Keith Dys went straight from the McNally School outside of Lethbridge to full-time work and never had the chance to pursue a post-secondary education. But that didn’t stop the founder and owner of Enercon Water Treatment Ltd. from achieving professional success in a career that took him from journeyman partsman to successful entrepreneur.

Over the years, however, Dys says he had the chance to see and appreciate the different doors that higher education can open for people of all ages. He will be speaking about those opportunities at this year’s Convocation, where he will receive a Bachelor of Applied Arts honorary degree at the April 25 ceremony in the Val Matteotti Gymnasium. He will be the 14th person to receive an honorary degree from Lethbridge College since the recognition was first given in 1986.

Stuart Cullum, Lethbridge College’s vice president academic and chief operating officer, says Dys was an easy choice for this year’s honour. “It was clear to the committee that Keith has shown great loyalty and dedication to the college, especially in his many leadership roles and the various ways that he has participated and contributed over the years,” says Cullum. “Lethbridge College is where it is today because of champions like Keith. We are thankful for his level of commitment.”

The early days of Dys’ career were rocky, Dys says, and he was often broke from the time he left school until the age of 31. His first career change came when he moved from working as a partsman to taking over his father’s sign painting business when his father retired. “It was a disaster,” he recalls with a laugh. “I couldn’t paint a straight line.” Eventually, the business shut down, and in 1976, Dys found himself looking for a new job.

“I had a chance to be interviewed for a job in chemical sales, but the interview was in Calgary,” he says. “I had to borrow money from my mother for the gas to get there.”
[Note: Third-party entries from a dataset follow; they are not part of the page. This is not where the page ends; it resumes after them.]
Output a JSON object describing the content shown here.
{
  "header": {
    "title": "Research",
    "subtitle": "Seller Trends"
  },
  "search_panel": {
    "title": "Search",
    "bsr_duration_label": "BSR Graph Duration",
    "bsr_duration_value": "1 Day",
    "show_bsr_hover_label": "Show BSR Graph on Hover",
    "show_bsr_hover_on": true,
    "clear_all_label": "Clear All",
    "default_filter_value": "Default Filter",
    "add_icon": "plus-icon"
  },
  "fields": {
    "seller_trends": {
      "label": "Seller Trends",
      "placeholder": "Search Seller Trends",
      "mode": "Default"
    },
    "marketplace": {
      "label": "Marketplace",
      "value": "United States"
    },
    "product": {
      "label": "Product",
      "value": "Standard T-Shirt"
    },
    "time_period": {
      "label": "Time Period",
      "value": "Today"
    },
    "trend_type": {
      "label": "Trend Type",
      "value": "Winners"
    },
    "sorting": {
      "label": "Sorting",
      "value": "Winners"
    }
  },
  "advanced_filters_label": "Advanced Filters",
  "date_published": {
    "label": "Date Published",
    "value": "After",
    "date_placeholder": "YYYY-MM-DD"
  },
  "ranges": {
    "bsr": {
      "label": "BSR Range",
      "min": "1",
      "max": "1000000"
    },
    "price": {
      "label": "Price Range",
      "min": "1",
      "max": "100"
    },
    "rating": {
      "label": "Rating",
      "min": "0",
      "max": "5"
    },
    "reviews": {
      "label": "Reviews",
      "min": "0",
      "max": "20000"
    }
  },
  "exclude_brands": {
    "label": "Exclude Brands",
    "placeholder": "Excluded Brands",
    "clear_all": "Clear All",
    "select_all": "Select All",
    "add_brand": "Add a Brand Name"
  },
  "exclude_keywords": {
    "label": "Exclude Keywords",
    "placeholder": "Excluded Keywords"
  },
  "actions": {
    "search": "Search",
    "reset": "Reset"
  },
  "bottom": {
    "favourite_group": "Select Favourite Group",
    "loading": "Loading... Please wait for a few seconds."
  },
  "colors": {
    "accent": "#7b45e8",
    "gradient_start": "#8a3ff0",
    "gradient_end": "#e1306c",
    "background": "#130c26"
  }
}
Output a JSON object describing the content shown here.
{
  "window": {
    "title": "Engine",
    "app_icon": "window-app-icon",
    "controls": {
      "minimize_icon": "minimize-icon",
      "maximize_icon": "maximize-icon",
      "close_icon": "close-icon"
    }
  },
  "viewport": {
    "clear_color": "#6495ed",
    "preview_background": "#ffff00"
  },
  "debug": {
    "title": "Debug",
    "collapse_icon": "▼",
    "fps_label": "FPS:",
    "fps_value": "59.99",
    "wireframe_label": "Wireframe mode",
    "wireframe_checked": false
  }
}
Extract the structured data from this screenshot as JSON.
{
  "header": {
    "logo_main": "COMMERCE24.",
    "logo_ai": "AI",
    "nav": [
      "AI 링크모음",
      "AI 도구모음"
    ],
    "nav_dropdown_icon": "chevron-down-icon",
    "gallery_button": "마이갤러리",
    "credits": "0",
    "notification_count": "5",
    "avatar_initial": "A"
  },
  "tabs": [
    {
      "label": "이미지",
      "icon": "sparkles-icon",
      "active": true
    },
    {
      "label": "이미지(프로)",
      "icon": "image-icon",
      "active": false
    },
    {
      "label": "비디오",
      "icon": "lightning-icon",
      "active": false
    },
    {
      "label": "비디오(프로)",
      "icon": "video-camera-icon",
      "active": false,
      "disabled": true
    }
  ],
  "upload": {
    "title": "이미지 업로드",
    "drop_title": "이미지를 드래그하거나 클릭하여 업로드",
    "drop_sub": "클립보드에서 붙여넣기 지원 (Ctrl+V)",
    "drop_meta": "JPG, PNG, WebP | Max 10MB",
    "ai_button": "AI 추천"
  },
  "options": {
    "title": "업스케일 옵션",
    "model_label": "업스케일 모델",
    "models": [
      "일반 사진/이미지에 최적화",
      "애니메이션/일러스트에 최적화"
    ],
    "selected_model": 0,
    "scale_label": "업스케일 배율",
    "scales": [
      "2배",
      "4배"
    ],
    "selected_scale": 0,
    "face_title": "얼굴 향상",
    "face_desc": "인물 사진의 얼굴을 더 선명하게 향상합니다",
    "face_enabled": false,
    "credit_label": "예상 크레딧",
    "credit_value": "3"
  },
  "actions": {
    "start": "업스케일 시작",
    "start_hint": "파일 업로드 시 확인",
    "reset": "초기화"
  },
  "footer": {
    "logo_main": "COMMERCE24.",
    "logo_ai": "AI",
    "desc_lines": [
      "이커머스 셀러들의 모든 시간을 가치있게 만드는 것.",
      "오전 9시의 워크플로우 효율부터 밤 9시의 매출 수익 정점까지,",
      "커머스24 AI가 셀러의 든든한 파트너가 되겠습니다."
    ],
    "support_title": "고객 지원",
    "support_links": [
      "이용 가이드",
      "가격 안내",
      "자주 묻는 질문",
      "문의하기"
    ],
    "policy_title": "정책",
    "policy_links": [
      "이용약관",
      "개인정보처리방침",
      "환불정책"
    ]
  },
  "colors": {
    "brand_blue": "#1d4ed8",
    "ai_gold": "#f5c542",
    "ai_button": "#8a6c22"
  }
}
He borrowed the money, made the trip and was hired at CEK Manufacturing Ltd., later to become KEM Manufacturing Canada. In that first year, he says he became the first person at the company to earn over $100,000 in commissions. In the following years, he established a water treatment division for the company, teaching himself the business from library books. Within a half dozen years, he was named the national sales manager of Kemtreet.

“Failure wasn’t an option,” he recalls of those early days in business. He kept up with a demanding schedule that had him travelling constantly from coast to coast for more than 14 years, but when the company was purchased by RDI Manufacturing from France in the late 1980s, he started to prepare and make plans for a new chapter.

He and his wife Ellie formed Enercon Water Treatment Ltd. and when the bank foreclosed on RDI in January 1991, they were ready to shift to their own business. Keith and Ellie worked 16-hour days out of their house for the first years. Hard work and planning, he says, paid off.

Over the years, Dys also supported many community organizations, including Lethbridge College. He first volunteered for the college’s Clayton Allan Wine Auction committee and then served as a member and later chair of the Lethbridge College Board of Governors. Seeing the workings of the college up close showed him first hand the ways education can pay off, too. “Education is so important,” he says. “It opens so many more doors.”